By: Mark Fitzgerald
When The McClatchy Co. immediately put up for sale the dozen so-called “orphans” from the 32 dailies acquired in the blockbuster Knight Ridder Inc. deal, it did not escape The Newspaper Guild’s attention that the move neatly culled all but one of the former KR newspapers that had union newsrooms.
Now, the Star Tribune of Minneapolis — where the Guild represents nearly all newsroom employees plus artists in the ad department and circulation district sales managers — will be leaving McClatchy as well, sold for a big loss to a private equity firm in order to get some quick cash and mitigate the tax hit coming on the sale of the orphans.

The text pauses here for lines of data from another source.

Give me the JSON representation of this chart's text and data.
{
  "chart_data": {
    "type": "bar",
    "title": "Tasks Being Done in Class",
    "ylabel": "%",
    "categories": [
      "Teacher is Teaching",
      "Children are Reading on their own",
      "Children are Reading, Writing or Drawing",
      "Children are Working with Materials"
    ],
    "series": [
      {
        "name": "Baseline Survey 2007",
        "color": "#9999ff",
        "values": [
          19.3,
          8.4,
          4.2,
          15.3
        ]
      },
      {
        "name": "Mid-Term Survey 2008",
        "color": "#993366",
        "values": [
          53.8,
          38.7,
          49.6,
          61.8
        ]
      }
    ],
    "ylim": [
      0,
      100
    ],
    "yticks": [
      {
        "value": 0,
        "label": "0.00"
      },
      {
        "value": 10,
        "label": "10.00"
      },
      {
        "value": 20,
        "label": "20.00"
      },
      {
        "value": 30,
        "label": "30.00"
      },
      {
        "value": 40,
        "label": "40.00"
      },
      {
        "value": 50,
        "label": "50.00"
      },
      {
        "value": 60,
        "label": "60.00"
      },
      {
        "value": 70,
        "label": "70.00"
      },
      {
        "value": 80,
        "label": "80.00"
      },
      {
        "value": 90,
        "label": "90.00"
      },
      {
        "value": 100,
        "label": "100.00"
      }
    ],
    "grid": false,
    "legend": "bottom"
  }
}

What does the Guild make of that?
“I can’t honestly say what factor [the Guild presence] played” in the deal, said Darren Carroll, executive director for the Minnesota Newspaper Guild Typographical Union. “Obviously, it was observed that in the divestiture of the 12 former Knight Ridder papers that all but one of the properties where the Guild had representation … were divested. In this case [of the Star Tribune], obviously the Guild has a large representation, as do other unions.”

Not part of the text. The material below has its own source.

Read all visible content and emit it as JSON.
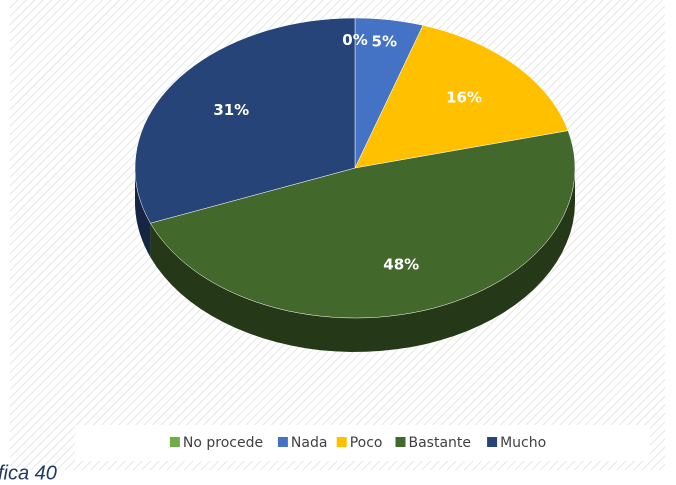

The one former paper with a Guild newsroom that McClatchy kept was the Lexington (Ky.) Herald-Leader.
The Star Tribune sale was as much a shock to local Guild leaders as anyone in the newsroom, said local President Amy Wilhelmy, the TV Week copy/layout leader at the newspaper.
McClatchy says the paper’s labor situation was not a significant factor in determining to sell to private equity firm Avista Capital Partners for $530 million in cash. McClatchy, which bought the paper for $1.2 billion in 1998 said the loss on the sale would draw down its tax bill on the sale of the orphans by $160 million over the next two years.

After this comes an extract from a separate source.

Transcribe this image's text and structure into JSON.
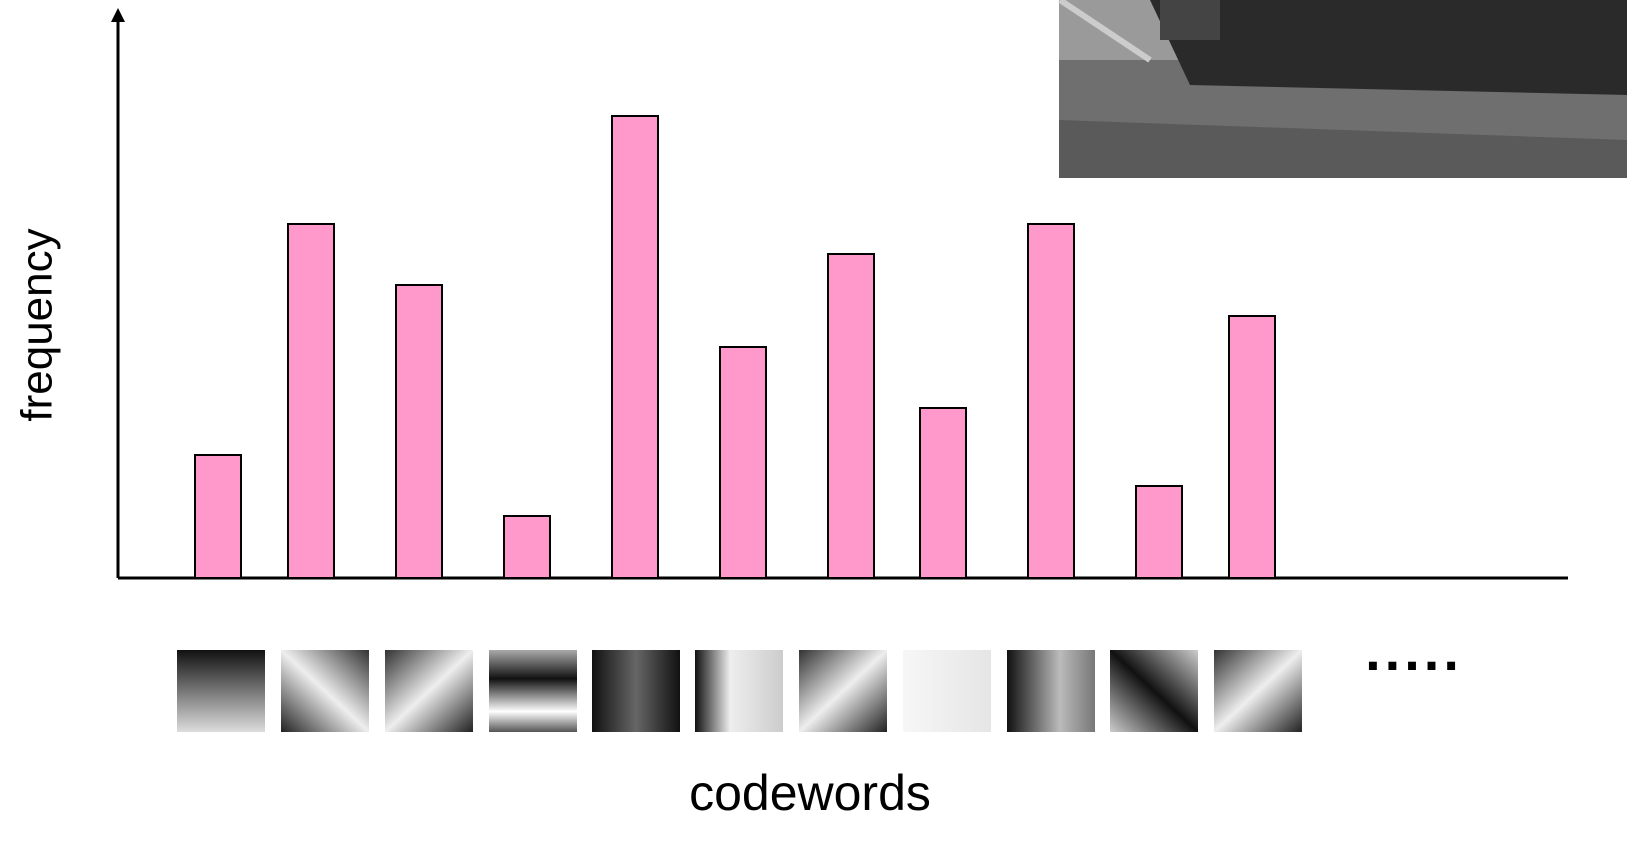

“They looked at all factors, but [labor] certainly wasn’t driving the decision to sell,” said Sarah Lubman of the New York City public relations firm The Brunswick Group. The key reason was the tax advantage “unique to the Star Tribune” among its portfolio of papers, she said. “What’s driving this decision is really financial: the ability to reduce debt, the tax benefit, and the ability it gives McClatchy to be flexible in looking at other opportunities,” Lubman added.
But the union situation likely influenced McClatchy, says one observer, Michael D. Lindsey of the Cheyenne, Wyo.-based Media Consultants Inc. newspaper brokers firm.
“It kind of looks like McClatchy is cutting and running on its big Midwestern property,” Lindsey said. “Maybe they’re looking down the road with their union problems.”
For the Guild, the good news is that the sales is structured so that new owners Avista will honor the contract that runs until July 2008. Other bargaining agreements end earlier, some as soon as next June, the Guild’s Carroll said.
The union factor is just one of the questions in what is a puzzling transaction — a rare instance of a chain selling off its largest paper, notes Larry Grimes, President of the Gaithersburg, Md.-based newspaper mergers and acquisitions firm W.B. Grimes & Co.
“They’re claiming they have sold it for the same multiple that they sold their other papers. That would mean about 11 times (EBITDA),” Grimes said. “Of course, I have no idea how then they justify what they paid for it a few years ago. Why did it fit so beautifully eight years ago, and why does it not fit now?”